Carnegie Mellon University

Bucharest is a city of many tales, some more known than others. This conversation will revolve around three books that reveal, each in its own way, the multiple lives of Bucharest. One is Sean Cotter’s superb translation of a canonic text of the Romanian literature, Mateiu Caragiale’s Rakes of the Old Court. Initially published in 1929, the novel brings to life a fin de siècle Bucharest as a phantasmagoric city, where social hierarchies become increasingly blurry as disenchanted elites intermingle with the poor in the taverns of the Old Town. While a literary masterpiece, Rakes of the Old Court is, however, representative of the xenophobia and elitism running rampant through the Romanian society of the interwar years.

It is that history--and its political use and abuse--that Emanuela Grama critically examines in her book, Socialist Heritage: The Politics of Past and Place in Romania. Drawing on extensive fieldwork in Bucharest, untapped archival resources, as well as many interviews with architects, urban planners, and tenants of the Old Town, she reconstructs a less known history of this neighborhood whose tenuous trajectory mirrors that of a city undergoing rapid change.

Change is also at the heart of Bogdan Suceavă’s apocalyptic novel, Coming from an Off-Key Time. He satirizes the violent end of the Ceaușescu regime in 1989 as he discloses the complexities of a quickly changing country in search of its bearings, and suspicious of its past.

All four speakers have deep connections to Bucharest, and those connections will become more visible as they will share their own stories and memories about the city.

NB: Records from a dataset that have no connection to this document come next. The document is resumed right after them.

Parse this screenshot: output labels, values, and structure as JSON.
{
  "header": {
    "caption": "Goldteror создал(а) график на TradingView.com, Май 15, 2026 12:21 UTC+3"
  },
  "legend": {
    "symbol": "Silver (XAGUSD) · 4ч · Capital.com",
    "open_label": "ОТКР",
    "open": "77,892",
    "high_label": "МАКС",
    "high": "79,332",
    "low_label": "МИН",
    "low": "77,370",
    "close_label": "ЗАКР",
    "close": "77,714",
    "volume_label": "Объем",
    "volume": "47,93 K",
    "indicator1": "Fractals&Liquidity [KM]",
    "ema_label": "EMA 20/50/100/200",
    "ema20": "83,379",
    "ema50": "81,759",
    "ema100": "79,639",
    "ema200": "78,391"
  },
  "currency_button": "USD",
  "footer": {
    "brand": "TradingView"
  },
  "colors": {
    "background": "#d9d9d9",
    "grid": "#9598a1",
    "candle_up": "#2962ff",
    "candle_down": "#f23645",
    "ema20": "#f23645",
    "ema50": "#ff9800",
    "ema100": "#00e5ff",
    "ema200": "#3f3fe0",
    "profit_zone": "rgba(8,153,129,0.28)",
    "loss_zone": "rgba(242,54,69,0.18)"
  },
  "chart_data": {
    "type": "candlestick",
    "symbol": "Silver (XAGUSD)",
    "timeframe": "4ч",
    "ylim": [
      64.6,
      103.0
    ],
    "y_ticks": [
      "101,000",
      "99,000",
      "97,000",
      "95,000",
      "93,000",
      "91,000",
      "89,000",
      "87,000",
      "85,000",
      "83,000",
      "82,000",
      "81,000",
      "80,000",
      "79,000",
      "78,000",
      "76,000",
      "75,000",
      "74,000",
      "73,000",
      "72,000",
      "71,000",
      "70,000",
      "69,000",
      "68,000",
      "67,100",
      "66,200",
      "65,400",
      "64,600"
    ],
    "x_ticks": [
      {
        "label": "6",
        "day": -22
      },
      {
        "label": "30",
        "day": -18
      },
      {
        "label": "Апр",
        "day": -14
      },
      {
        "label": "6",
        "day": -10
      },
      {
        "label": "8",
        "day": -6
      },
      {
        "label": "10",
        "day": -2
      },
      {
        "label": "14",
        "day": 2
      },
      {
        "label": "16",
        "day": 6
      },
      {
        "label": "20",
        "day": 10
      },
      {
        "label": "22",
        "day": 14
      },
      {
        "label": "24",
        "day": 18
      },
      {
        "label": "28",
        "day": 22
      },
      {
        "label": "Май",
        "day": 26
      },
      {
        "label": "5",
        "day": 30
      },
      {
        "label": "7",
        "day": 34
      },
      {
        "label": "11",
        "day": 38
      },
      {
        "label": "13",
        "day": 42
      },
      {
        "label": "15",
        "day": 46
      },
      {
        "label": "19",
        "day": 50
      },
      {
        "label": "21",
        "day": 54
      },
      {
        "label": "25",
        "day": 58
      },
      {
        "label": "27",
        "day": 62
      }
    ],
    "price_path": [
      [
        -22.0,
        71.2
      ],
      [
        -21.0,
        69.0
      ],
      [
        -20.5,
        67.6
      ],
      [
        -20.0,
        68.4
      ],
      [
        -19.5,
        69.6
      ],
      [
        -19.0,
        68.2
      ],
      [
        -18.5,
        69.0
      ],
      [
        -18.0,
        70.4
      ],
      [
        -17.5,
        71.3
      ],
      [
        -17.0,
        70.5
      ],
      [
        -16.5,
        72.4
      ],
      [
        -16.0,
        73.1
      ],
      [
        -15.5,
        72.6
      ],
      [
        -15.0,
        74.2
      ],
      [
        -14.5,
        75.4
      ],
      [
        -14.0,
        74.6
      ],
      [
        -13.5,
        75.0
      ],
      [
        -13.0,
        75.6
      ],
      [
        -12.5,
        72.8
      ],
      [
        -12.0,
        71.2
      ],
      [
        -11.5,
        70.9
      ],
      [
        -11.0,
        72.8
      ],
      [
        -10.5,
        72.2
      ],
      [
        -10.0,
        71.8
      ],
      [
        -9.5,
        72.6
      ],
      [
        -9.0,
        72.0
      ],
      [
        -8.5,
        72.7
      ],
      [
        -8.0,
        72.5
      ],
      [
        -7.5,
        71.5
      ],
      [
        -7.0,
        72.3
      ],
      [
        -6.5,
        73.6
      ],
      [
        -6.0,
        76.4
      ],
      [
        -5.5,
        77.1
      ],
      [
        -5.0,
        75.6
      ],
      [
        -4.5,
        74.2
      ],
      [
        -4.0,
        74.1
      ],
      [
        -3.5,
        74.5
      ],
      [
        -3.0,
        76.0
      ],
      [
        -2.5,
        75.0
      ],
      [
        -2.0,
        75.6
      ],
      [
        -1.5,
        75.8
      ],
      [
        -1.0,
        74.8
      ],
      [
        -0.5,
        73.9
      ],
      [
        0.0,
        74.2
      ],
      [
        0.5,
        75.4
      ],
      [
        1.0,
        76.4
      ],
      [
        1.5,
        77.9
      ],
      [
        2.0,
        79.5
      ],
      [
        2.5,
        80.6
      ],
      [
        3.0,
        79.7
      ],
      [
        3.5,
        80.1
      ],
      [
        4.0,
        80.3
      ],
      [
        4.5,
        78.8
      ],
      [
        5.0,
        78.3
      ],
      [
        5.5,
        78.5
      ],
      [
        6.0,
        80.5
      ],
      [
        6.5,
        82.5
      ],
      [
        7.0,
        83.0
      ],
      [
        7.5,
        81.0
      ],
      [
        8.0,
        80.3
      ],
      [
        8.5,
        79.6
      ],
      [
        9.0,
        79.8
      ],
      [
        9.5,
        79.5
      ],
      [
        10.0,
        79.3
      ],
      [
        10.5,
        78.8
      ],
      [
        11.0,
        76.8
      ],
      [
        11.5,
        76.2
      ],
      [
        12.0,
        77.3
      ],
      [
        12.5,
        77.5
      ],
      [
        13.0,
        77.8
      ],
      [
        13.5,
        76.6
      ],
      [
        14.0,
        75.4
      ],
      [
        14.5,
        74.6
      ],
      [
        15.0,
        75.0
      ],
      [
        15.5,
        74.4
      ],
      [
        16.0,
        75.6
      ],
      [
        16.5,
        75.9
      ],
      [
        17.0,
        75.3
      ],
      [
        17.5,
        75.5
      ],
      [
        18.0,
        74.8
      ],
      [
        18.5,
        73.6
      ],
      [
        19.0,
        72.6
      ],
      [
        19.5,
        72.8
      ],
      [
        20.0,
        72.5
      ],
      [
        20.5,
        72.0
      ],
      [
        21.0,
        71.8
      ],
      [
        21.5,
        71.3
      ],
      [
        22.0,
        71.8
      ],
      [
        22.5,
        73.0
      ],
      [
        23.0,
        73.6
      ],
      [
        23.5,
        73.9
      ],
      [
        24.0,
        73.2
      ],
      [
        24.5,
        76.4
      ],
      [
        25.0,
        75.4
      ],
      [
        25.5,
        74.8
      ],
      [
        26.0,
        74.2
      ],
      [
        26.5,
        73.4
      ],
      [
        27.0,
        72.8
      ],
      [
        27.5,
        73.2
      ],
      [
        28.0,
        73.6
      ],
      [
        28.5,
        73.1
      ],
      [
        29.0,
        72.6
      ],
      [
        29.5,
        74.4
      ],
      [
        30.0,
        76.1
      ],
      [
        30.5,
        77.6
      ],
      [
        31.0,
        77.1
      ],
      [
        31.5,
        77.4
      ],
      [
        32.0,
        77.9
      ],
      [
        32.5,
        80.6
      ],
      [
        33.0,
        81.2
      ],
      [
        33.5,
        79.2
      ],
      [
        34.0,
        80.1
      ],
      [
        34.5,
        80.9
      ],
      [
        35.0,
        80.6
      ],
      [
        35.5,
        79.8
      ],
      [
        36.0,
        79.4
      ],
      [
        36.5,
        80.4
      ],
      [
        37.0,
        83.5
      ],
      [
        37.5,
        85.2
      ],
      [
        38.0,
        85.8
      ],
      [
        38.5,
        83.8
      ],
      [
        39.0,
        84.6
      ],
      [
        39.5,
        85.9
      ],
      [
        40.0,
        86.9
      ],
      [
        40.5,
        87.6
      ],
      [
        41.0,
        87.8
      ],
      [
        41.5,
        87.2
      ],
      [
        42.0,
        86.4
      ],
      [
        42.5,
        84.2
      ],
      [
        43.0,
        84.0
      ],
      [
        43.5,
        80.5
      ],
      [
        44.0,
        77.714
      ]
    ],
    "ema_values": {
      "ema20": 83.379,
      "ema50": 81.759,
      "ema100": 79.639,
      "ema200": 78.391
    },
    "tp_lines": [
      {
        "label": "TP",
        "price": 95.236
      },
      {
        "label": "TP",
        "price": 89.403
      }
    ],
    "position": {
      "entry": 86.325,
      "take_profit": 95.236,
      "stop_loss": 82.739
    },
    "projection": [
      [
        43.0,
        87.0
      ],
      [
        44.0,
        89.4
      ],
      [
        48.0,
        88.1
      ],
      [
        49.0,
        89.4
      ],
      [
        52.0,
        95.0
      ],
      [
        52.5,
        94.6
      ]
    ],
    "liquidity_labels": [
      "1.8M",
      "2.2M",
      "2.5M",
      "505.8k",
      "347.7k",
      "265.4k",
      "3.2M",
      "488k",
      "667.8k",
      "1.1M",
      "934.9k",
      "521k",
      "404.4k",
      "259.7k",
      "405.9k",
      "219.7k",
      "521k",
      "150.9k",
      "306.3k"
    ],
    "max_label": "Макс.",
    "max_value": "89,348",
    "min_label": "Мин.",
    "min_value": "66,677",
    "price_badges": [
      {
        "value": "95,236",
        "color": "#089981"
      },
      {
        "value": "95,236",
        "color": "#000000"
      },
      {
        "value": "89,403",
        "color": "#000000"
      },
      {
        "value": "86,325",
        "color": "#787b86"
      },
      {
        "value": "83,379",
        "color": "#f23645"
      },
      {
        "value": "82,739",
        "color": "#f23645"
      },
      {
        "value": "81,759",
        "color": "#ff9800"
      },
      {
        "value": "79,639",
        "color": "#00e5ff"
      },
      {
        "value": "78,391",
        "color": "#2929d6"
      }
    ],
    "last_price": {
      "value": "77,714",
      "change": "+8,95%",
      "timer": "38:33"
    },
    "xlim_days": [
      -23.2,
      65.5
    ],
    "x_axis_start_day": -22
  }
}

cotter-pic.jpgSean Cotter is a translator and professor of literature and translation at the University of Texas at Dallas. A two-time National Endowment for the Arts Translation Fellow, Cotter is the translator of many books from Romanian, including Mateiu Caragiale’s Rakes of the Old Court (Northwestern University Press, 2021), Magda Cârneci’s novel FEM (Deep Vellum, 2021) and Nichita Stănescu’s Wheel with a Single Spoke and Other Poems (Archipelago, 2012), which was awarded the Best Translated Book Award for poetry. His study of Romanian translators, Literary Translation and the Idea of a Minor Romania (U Rochester P, 2014), received the biennial book prize of the Society of Romanian Studies.

 

 

Emanuela Grama is an associate professor of cultural anthropology and modern European history in the History department at Carnegie Mellon University, Pittsburgh. Her book, Socialist Heritage: The Politics of Past and Place in Romania (Indiana University Press, 2019), received the 2020 Ed Hewett book prize, offered by the Association for Slavic, East European, and Eurasian Studies for "an outstanding monograph on the political economy of Russia, Eurasia and/or Eastern Europe." She is now at work on a book about memory, property, and nostalgia in Transylvania.

 

 

Bogdan Suceavă is the author of 7 novels, including ‘Coming from an Off-Key Time’ (Northwestern University Press, 2011) and 'Miruna, a Tale', which was presented with the Bucharest Writers Guild Fiction Award 2007 (Twisted Spoon Press, 2014). He studied mathematics at University of Bucharest and Michigan State University, where he got his PhD in 2002. Since then, he teaches math at Cal State Fullerton. He is one of the recipients of the Mathematical Association of America's George Pólya Award for expository writing, 2020.

 

Andreea Deciu Ritivoi is William S. Dietrich Professor of English and Head of the Department of English at Carnegie Mellon University. She is the author of Intimate Strangers: Arendt, Marcuse, Solzhenitsyn, and Said in American Political Discourse (Columbia University Press, 2014), Paul Ricoeur: Tradition and Innovation in Rhetorical Theory (SUNY 2006), and Yesterday's Self: Nostalgia and the Construction of Personal Identity (Rowman and Littlefield 2002). She is also the editor of Interpretation and Its Objects: Studies in the Philosophy of Michael Krausz (Rodopi 2004) and (with Richard Howells and Judith Schachter) of Outrage! Art, Controversy, and Society (Palgrave MacMillan 2012).